Change Yourself Perfectly
(4th entry of a 4-part series)
There is no absolute perfect. There never will be. The state or quality of perfect is purely subjective; it is defined by each person differently based on their feelings, perceptions, and ideas. It will always change. It doesn’t really exist.
With that said, I’d like to say there is perfection in the ability to be flexible and change. One of the definitions of perfect is, as good as it is as possible to be. Every day you have the opportunity to be as good as you can possibly be. You can learn from your past and choose to change yourself in the present to help you feel pride, accomplishment, and satisfaction within yourself.
Once you determine whether you’re striving in a healthy manner that brings you pleasure, or whether you’re focused only on an outcome with a mindset of pass or fail, you can transform any action or thought that causes you to feel negatively about yourself into one that helps you feel positively about yourself, by:
- setting time aside to think about your task and efforts
- asking for help
- doing research and gaining more knowledge
- connecting with others who have similar goals and ideals
- laughing at yourself and your humanness
- asking for help (no, this is not a typo, we women often need to be reminded again and again to ask for help)
- realistically remembering your past and how you’ve lived through events without being perfect
- realistically looking at your present (You only have so much time and energy available. Do what you can today. Tomorrow is another opportunity.)
- comparing yourself only to yourself. Have you made progress from yesterday? Last week? Last month?
Reflecting on why I started this search for information about perfectionism, and using the tools I’ve since learned, I deduce that today I don’t feel that I’m in a war with the rest of the world. Today, once I clearly stop and think about my actions, I know that while others may not like my philosophies, words, or actions, they are true and right for me. Today I have strength of character and conviction.
You can too.
If each day you strive to take the next right-step to the best of your ability with honest loving intentions, you’ll be living as perfectly as you most honestly can. And you’ll be fully alive and building confidence.

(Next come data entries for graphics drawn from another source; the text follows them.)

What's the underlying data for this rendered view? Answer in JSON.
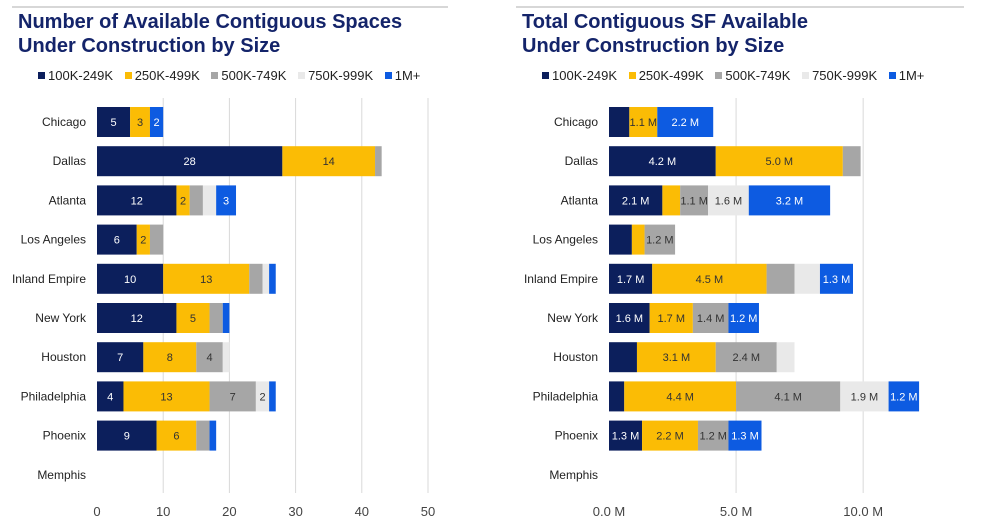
{
  "colors": {
    "100K-249K": "#0c1f5c",
    "250K-499K": "#fbbc05",
    "500K-749K": "#a6a6a6",
    "750K-999K": "#e9e9e9",
    "1M+": "#0d5be1",
    "grid": "#d9d9d9",
    "title": "#14246a"
  },
  "chart_data": [
    {
      "type": "bar",
      "orientation": "horizontal",
      "stacked": true,
      "title": "Number of Available Contiguous Spaces Under Construction by Size",
      "title_lines": [
        "Number of Available Contiguous Spaces",
        "Under Construction by Size"
      ],
      "categories": [
        "Chicago",
        "Dallas",
        "Atlanta",
        "Los Angeles",
        "Inland Empire",
        "New York",
        "Houston",
        "Philadelphia",
        "Phoenix",
        "Memphis"
      ],
      "series": [
        {
          "name": "100K-249K",
          "values": [
            5,
            28,
            12,
            6,
            10,
            12,
            7,
            4,
            9,
            0
          ],
          "labels": [
            "5",
            "28",
            "12",
            "6",
            "10",
            "12",
            "7",
            "4",
            "9",
            ""
          ]
        },
        {
          "name": "250K-499K",
          "values": [
            3,
            14,
            2,
            2,
            13,
            5,
            8,
            13,
            6,
            0
          ],
          "labels": [
            "3",
            "14",
            "2",
            "2",
            "13",
            "5",
            "8",
            "13",
            "6",
            ""
          ]
        },
        {
          "name": "500K-749K",
          "values": [
            0,
            1,
            2,
            2,
            2,
            2,
            4,
            7,
            2,
            0
          ],
          "labels": [
            "",
            "",
            "",
            "",
            "",
            "",
            "4",
            "7",
            "",
            ""
          ]
        },
        {
          "name": "750K-999K",
          "values": [
            0,
            0,
            2,
            0,
            1,
            0,
            1,
            2,
            0,
            0
          ],
          "labels": [
            "",
            "",
            "",
            "",
            "",
            "",
            "",
            "2",
            "",
            ""
          ]
        },
        {
          "name": "1M+",
          "values": [
            2,
            0,
            3,
            0,
            1,
            1,
            0,
            1,
            1,
            0
          ],
          "labels": [
            "2",
            "",
            "3",
            "",
            "",
            "",
            "",
            "",
            "",
            ""
          ]
        }
      ],
      "xlim": [
        0,
        50
      ],
      "xticks": [
        0,
        10,
        20,
        30,
        40,
        50
      ],
      "xtick_labels": [
        "0",
        "10",
        "20",
        "30",
        "40",
        "50"
      ],
      "grid": true,
      "legend_position": "top"
    },
    {
      "type": "bar",
      "orientation": "horizontal",
      "stacked": true,
      "title": "Total Contiguous SF Available Under Construction by Size",
      "title_lines": [
        "Total Contiguous SF Available",
        "Under Construction by Size"
      ],
      "categories": [
        "Chicago",
        "Dallas",
        "Atlanta",
        "Los Angeles",
        "Inland Empire",
        "New York",
        "Houston",
        "Philadelphia",
        "Phoenix",
        "Memphis"
      ],
      "series": [
        {
          "name": "100K-249K",
          "values": [
            0.8,
            4.2,
            2.1,
            0.9,
            1.7,
            1.6,
            1.1,
            0.6,
            1.3,
            0
          ],
          "labels": [
            "",
            "4.2 M",
            "2.1 M",
            "",
            "1.7 M",
            "1.6 M",
            "",
            "",
            "1.3 M",
            ""
          ]
        },
        {
          "name": "250K-499K",
          "values": [
            1.1,
            5.0,
            0.7,
            0.5,
            4.5,
            1.7,
            3.1,
            4.4,
            2.2,
            0
          ],
          "labels": [
            "1.1 M",
            "5.0 M",
            "",
            "",
            "4.5 M",
            "1.7 M",
            "3.1 M",
            "4.4 M",
            "2.2 M",
            ""
          ]
        },
        {
          "name": "500K-749K",
          "values": [
            0,
            0.7,
            1.1,
            1.2,
            1.1,
            1.4,
            2.4,
            4.1,
            1.2,
            0
          ],
          "labels": [
            "",
            "",
            "1.1 M",
            "1.2 M",
            "",
            "1.4 M",
            "2.4 M",
            "4.1 M",
            "1.2 M",
            ""
          ]
        },
        {
          "name": "750K-999K",
          "values": [
            0,
            0,
            1.6,
            0,
            1.0,
            0,
            0.7,
            1.9,
            0,
            0
          ],
          "labels": [
            "",
            "",
            "1.6 M",
            "",
            "",
            "",
            "",
            "1.9 M",
            "",
            ""
          ]
        },
        {
          "name": "1M+",
          "values": [
            2.2,
            0,
            3.2,
            0,
            1.3,
            1.2,
            0,
            1.2,
            1.3,
            0
          ],
          "labels": [
            "2.2 M",
            "",
            "3.2 M",
            "",
            "1.3 M",
            "1.2 M",
            "",
            "1.2 M",
            "1.3 M",
            ""
          ]
        }
      ],
      "xlim": [
        0,
        12
      ],
      "xticks": [
        0,
        5,
        10
      ],
      "xtick_labels": [
        "0.0 M",
        "5.0 M",
        "10.0 M"
      ],
      "grid": true,
      "legend_position": "top"
    }
  ]
}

Also, you may find solace, inspiration, and relief from feeling you need to be perfect in the words of Teddy Roosevelt, our 26th President of the United States. “It is not the critic who counts; not the man who points out how the strong man stumbles, or where the doer of deeds could have done them better. The credit belongs to the man who is actually in the arena, whose face is marred by dust and sweat and blood, who strives valiantly; who errs and comes short again and again; because there is not effort without error and shortcomings; but who does actually strive to do the deed; who knows the great enthusiasm, the great devotion, who spends himself in a worthy cause, who at the best knows in the end the triumph of high achievement and who at the worst, if he fails, at least he fails while daring greatly. So that his place shall never be with those cold and timid souls who know neither victory nor defeat.”